Impact on Student Learning
- Teacher candidates will verify that secondary students demonstrate conceptual understanding; procedural fluency; the ability to formulate, represent and solve problems; logical reasoning and continuous reflection on that reasoning; productive disposition toward mathematics; and the application of mathematics in a variety of contexts within major mathematical domains.
- Teacher candidates will engage students in developmentally appropriate mathematical activities and investigations that require active engagement and include mathematics-specific technology in building new knowledge.
- Teacher candidates will be able to collect, organize, analyze and reflect on diagnostic, formative and summative assessment evidence and determine the extent to which students' mathematical proficiencies have increased as a result of their instruction.
Professional Knowledge and Skills
- Teacher candidates will take an active role in their professional growth by participating in professional development experiences that directly relate to the learning and teaching of mathematics.
- Teacher candidates will engage in continuous and collaborative learning that draws upon research in mathematics education to inform practice; enhance learning opportunities for all students' mathematical knowledge development; involve colleagues, other school professionals, families and various stakeholders; and advance their development as a reflective practitioner.
- Teacher candidates will be able to utilize resources from professional mathematics education organizations such as print, digital and virtual resources/collections.

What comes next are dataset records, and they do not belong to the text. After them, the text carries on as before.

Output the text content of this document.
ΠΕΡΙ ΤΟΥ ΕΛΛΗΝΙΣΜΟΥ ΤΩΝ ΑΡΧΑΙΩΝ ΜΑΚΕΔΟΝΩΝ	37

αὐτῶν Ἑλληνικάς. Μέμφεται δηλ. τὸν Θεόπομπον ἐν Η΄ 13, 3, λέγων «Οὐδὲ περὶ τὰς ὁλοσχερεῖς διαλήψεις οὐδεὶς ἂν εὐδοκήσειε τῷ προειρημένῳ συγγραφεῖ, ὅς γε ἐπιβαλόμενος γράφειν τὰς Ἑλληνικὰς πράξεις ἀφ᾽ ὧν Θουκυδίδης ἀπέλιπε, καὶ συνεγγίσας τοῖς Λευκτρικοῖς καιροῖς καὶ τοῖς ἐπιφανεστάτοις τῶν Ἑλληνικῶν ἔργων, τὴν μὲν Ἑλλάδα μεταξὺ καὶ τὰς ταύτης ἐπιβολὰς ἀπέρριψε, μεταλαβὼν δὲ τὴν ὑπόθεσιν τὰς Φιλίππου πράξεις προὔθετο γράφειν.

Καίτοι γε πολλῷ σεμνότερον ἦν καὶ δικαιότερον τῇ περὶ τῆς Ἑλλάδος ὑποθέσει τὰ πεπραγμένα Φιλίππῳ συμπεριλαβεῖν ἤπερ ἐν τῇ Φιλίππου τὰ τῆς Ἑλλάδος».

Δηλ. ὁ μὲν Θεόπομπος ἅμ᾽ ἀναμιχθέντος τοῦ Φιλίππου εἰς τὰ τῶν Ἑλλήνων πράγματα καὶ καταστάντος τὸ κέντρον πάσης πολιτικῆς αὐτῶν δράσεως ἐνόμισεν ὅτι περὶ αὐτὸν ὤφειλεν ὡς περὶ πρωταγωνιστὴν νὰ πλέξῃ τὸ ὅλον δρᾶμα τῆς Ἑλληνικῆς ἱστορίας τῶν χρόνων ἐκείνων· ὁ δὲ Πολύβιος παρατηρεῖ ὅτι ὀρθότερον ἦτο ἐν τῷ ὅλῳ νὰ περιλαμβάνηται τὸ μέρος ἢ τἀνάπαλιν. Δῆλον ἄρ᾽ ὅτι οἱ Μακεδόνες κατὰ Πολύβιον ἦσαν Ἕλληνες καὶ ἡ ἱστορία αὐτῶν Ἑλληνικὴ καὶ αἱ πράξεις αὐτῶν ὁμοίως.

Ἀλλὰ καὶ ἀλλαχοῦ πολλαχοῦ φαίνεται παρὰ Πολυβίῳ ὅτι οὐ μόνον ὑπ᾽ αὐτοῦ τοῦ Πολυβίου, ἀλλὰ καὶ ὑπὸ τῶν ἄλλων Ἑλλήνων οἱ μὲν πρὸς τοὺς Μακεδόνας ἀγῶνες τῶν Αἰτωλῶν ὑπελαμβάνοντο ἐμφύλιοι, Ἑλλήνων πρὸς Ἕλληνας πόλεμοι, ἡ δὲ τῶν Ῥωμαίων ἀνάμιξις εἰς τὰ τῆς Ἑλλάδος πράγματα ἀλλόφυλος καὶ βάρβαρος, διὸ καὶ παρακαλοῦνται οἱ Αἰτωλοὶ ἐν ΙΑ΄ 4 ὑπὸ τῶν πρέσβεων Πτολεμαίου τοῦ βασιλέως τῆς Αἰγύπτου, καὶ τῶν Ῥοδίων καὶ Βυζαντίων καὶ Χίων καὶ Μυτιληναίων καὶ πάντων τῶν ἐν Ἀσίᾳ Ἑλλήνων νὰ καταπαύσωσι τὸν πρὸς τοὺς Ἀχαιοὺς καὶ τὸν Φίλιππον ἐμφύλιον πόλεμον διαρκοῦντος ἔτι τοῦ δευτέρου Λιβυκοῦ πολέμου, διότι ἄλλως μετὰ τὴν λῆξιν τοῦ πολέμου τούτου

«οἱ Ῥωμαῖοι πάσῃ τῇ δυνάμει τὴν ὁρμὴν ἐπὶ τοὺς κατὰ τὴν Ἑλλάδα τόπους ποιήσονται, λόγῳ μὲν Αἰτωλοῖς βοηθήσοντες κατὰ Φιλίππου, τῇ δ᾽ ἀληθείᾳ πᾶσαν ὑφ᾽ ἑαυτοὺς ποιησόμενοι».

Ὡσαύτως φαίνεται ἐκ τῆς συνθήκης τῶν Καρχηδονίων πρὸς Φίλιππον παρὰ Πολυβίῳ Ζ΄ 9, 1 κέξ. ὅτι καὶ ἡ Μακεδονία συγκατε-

Secondary Mathematics Field Experiences and Clinical Practice
- Teacher candidates will engage in a sequence of planned field experiences and clinical practice prior to a full-time student teaching/internship experience that include observing and participating in high school mathematics classrooms and working with a diverse range of students individually, in small groups and in large class settings under the supervision of experienced and highly qualified mathematics teachers in settings that reflect cultural, ethnic, linguistic, gender and learning differences.
- Teacher candidates will experience full-time student teaching/internship in secondary mathematics that is supervised by a highly qualified mathematics teacher and a university or college supervisor with secondary mathematics teaching experience or equivalent knowledge base.
- Teacher candidates will develop knowledge, skills and professional behaviors across high school settings; examine the nature of mathematics, how mathematics should be taught, and how students learn mathematics; and observe and analyze a range of approaches to mathematics teaching and learning, focusing on tasks, discourse, environment and assessment.